The peer recovery process is the logical equivalent to restarting the failed server, but does not constitute a complete restart of the failed server within the peer server. The peer recovery process provides an opportunity to complete outstanding work; it cannot start new work beyond recovery processing. No forward processing is possible for the failed server.
Peer recovery moves the high availability requirements away from individual servers and onto the server cluster. After such failures, the management system of the cluster dispatches new work onto the remaining servers; the only difference is the potential drop in overall system throughput. If a server fails, all that is required is to complete work that was active on the failed server and redirect requests to an alternate server.
- Automated peer recovery
- This style is the default for peer recovery initiation. If an application server fails, WebSphere Application Server automatically selects a server to undertake peer recovery processing on its behalf, and passes recovery back to the failed server when it restarts. To use this model, enable transaction log recovery and configure the recovery log location for each cluster member.
- Manual peer recovery
- You must explicitly configure this style of peer recovery. If an application server fails, you use the administrative console to select a server to perform recovery processing on its behalf.
In a HA environment, you must configure the compensation logs as well as the transaction logs. For each server in the cluster, use the compensation service settings to configure a unique compensation log location, and ensure that all cluster members can access those compensation logs.
Peer recovery example
The following diagrams illustrate the peer recovery process that takes place if a single server fails. Figure 2 shows three stable servers running in a WebSphere Application Server cluster. The workload is balanced between these servers, which results in locks held by the back-end database on behalf of each server.
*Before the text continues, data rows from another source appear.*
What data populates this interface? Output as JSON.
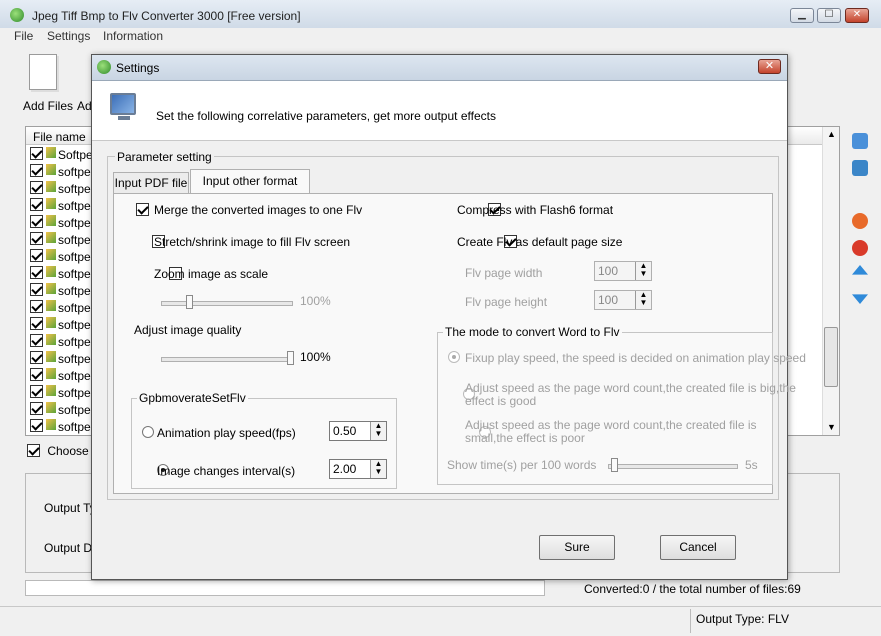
{
  "window": {
    "title": "Jpeg Tiff Bmp to Flv Converter 3000 [Free version]"
  },
  "menu": [
    "File",
    "Settings",
    "Information"
  ],
  "toolbar": {
    "add_files": "Add Files",
    "add_folder_partial": "Ad"
  },
  "file_list": {
    "header": "File name",
    "rows": [
      "Softpe",
      "softpe",
      "softpe",
      "softpe",
      "softpe",
      "softpe",
      "softpe",
      "softpe",
      "softpe",
      "softpe",
      "softpe",
      "softpe",
      "softpe",
      "softpe",
      "softpe",
      "softpe",
      "softpe"
    ]
  },
  "choose_all": "Choose a",
  "output": {
    "type_label": "Output Ty",
    "dir_label": "Output Di"
  },
  "status": {
    "converted": "Converted:0  /  the total number of files:69",
    "output_type": "Output Type: FLV"
  },
  "dialog": {
    "title": "Settings",
    "header_text": "Set the following correlative parameters, get more output effects",
    "group_label": "Parameter setting",
    "tabs": [
      "Input PDF file",
      "Input other format files"
    ],
    "left": {
      "merge": {
        "label": "Merge the converted images to one Flv",
        "checked": true
      },
      "stretch": {
        "label": "Stretch/shrink image to fill Flv screen",
        "checked": false
      },
      "zoom": {
        "label": "Zoom image as scale",
        "checked": false
      },
      "zoom_value": "100%",
      "quality_label": "Adjust image quality",
      "quality_value": "100%",
      "gpb_group": "GpbmoverateSetFlv",
      "anim_speed": {
        "label": "Animation play speed(fps)",
        "value": "0.50",
        "selected": false
      },
      "img_interval": {
        "label": "Image changes interval(s)",
        "value": "2.00",
        "selected": true
      }
    },
    "right": {
      "compress": {
        "label": "Compress with Flash6 format",
        "checked": true
      },
      "default_size": {
        "label": "Create Flv as default page size",
        "checked": true
      },
      "width": {
        "label": "Flv page width",
        "value": "100"
      },
      "height": {
        "label": "Flv page height",
        "value": "100"
      },
      "word_group": "The mode to convert Word to Flv",
      "mode1": "Fixup play speed, the speed is decided on animation play speed",
      "mode2_line1": "Adjust speed as the page word count,the created file is big,the",
      "mode2_line2": "effect is good",
      "mode3_line1": "Adjust speed as the page word count,the created file is",
      "mode3_line2": "small,the effect is poor",
      "show_time": "Show time(s) per 100 words",
      "show_time_value": "5s"
    },
    "buttons": {
      "ok": "Sure",
      "cancel": "Cancel"
    }
  }
}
Figure 3 shows the state of the system after server 1 fails without clearing locks from the database. Servers 2 and 3 can run their existing transactions to completion and release existing locks in the back-end database, but further access might be impaired because of the locks still held on behalf of server 1. In practice, some level of access by servers 2 and 3 is still possible, assuming appropriately configured lock granularity, but for this example assume that servers 2 and 3 attempt to access locked records and become blocked.

Figure 4 shows a peer recovery process for server 1 running inside server 3. The transaction service portion of the recovery process retrieves the information that is stored by server 1, and uses that information to complete any indoubt transactions. In this figure, the peer recovery process is partially complete as some locks are still held by the database on behalf of server 1.

Figure 5 shows the state of the server cluster when the peer recovery process is complete. The system is in a stable state with just two servers, between which the workload is balanced. Server 1 can be restarted, and will have no recovery processing of its own to perform.